I recently attended a CIEEM event on environmental mitigation for local road schemes, which included a site visit to look at the mitigation designed and implemented as part of the A5758 Broom’s Cross Road (Thornton to Switch Island Link) in Sefton. The event was run by Stephen Birch, Strategic Transport Planning and Investment Team Leader for Sefton Council.
The 4.5km long A5758 Broom’s Cross Road, linking the A565 in Thornton with the M57/M58/A59/A5036 Switch Island junction opened to traffic in August 2015. The scheme was designed to provide a local bypass of Thornton and Netherton, to reduce congestion, provide a faster, more direct link to the motorway network and improve local environmental improvements along that busy corridor. Although the scheme did not have any major environmental impacts associated with it, a wide range of environmental mitigation measures were implemented, typical of what is now expected of new road schemes. The event provided the opportunity to consider the environmental mitigation measures proposed at the planning application stage and then see how they have been implemented on the ground.
The Link crossed mostly agricultural fields of modest habitat quality.
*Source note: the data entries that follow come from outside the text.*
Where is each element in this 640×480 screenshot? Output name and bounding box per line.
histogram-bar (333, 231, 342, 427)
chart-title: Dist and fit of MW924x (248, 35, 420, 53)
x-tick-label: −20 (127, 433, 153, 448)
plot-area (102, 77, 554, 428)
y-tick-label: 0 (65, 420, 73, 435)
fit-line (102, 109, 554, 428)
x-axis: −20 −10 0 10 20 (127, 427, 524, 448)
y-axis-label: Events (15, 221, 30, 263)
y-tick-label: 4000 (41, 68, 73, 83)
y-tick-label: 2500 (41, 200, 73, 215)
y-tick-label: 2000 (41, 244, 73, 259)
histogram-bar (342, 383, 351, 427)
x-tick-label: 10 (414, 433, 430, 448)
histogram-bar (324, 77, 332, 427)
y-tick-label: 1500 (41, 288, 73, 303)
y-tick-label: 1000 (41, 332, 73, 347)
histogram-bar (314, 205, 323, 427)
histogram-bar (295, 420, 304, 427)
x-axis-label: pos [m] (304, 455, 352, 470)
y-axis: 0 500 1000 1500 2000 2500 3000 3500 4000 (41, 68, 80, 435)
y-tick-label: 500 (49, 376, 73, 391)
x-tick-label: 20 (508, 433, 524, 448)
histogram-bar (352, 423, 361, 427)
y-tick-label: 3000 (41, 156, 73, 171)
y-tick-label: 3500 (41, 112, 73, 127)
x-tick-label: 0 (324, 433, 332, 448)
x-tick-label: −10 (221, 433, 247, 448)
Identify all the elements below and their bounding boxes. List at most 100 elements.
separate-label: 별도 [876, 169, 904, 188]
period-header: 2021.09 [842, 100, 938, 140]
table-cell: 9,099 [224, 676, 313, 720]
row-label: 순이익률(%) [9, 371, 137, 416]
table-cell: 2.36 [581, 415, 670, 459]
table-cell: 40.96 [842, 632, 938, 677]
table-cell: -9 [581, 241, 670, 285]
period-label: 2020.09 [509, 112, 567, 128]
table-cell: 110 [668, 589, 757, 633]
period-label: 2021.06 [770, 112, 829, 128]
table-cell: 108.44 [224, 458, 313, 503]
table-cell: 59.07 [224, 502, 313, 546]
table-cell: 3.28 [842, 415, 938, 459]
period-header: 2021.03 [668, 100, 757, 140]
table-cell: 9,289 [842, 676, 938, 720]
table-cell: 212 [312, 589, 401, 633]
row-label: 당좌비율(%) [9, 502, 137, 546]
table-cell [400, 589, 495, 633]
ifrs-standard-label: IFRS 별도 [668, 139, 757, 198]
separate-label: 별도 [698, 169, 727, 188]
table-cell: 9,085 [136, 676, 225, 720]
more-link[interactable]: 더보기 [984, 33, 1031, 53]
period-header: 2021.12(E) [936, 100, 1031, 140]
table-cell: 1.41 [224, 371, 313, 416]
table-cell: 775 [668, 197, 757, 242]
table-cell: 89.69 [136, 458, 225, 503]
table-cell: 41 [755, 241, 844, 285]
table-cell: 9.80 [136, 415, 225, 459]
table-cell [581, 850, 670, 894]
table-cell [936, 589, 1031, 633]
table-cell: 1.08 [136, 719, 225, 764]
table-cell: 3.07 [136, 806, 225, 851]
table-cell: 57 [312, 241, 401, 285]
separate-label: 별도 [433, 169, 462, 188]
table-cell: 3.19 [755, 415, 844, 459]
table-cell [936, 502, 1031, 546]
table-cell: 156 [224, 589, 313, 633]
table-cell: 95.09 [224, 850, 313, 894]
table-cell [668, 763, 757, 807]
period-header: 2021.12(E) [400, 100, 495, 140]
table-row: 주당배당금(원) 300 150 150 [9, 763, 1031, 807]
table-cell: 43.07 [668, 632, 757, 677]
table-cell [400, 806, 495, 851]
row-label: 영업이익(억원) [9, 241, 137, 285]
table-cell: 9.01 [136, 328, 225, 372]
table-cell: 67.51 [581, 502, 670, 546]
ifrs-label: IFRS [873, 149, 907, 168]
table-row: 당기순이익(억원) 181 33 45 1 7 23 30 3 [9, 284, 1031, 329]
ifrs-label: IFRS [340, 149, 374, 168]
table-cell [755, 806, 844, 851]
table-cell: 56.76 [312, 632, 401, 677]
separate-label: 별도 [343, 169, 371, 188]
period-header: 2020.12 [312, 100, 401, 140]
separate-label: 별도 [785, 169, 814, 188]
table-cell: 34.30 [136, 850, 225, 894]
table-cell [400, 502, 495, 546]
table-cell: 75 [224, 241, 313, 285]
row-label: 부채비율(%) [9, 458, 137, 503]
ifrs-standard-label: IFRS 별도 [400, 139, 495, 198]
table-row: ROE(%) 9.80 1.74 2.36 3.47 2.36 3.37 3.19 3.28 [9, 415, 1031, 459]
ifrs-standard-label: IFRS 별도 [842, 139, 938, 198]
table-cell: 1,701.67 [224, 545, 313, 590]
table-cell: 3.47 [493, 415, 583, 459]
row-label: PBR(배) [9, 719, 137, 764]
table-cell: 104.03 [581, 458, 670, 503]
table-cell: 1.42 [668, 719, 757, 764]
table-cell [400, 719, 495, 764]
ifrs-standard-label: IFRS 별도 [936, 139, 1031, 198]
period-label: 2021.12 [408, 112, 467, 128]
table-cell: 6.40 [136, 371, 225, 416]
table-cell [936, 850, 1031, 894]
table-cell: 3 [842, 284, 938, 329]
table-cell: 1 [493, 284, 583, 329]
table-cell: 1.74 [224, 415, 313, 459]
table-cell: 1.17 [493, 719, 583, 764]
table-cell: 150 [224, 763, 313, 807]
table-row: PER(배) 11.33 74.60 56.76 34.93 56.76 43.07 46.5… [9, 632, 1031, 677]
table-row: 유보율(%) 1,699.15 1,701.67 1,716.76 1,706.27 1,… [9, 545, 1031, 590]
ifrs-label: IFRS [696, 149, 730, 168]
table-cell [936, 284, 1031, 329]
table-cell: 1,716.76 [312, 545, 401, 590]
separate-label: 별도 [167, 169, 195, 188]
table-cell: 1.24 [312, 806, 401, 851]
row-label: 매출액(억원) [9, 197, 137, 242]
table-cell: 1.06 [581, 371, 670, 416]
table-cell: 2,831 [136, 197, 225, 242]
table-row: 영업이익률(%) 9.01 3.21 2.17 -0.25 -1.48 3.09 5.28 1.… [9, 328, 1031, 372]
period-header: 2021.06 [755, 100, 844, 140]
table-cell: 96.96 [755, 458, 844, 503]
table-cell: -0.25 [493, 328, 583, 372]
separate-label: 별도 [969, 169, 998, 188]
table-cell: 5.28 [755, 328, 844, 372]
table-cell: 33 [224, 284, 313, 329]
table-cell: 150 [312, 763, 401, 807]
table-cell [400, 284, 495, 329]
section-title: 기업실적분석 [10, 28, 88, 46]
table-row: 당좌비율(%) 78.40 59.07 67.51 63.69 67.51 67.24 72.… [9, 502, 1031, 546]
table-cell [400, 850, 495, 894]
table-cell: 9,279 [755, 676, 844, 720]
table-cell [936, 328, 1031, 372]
However, species of nature conservation importance were found in the area. These included bats, Great crested newts, Water vole, Red squirrel, Barn owl and Pink-footed geese, Lapwings and Black-headed gulls from the nearby Ribble and Alt Estuaries Species Protection Area. Most species remained largely unaffected, but there were some limited local negative impacts which were compensated for by:
– attenuation ponds designed to have large areas of shallow water to provide suitable habitat for amphibians and deter fish introduction
– existing ponds managed to improve habitat quality for amphibians and Water voles
– creation of 4 new ponds to enhance habitat availability for aquatic wildlife including amphibians and Water voles
– mammal ledges incorporated into box culverts to allow safe passage of Badgers and other mammals
– replacement hedgerow planting
– management of road verges to deter foraging Barn owls
– specimen tree planting to provide ‘hop-over’ bat mitigation
– treatment of Japanese knotweed
The ecology surveys and mitigation proposals were produced by Jacobs. UES have worked with Jacobs on a number of projects including undertaking bat surveys of 31 schools across England including Yorkshire, Cheshire, Greater Manchester, Derbyshire, Nottingham, Greater London and Kent.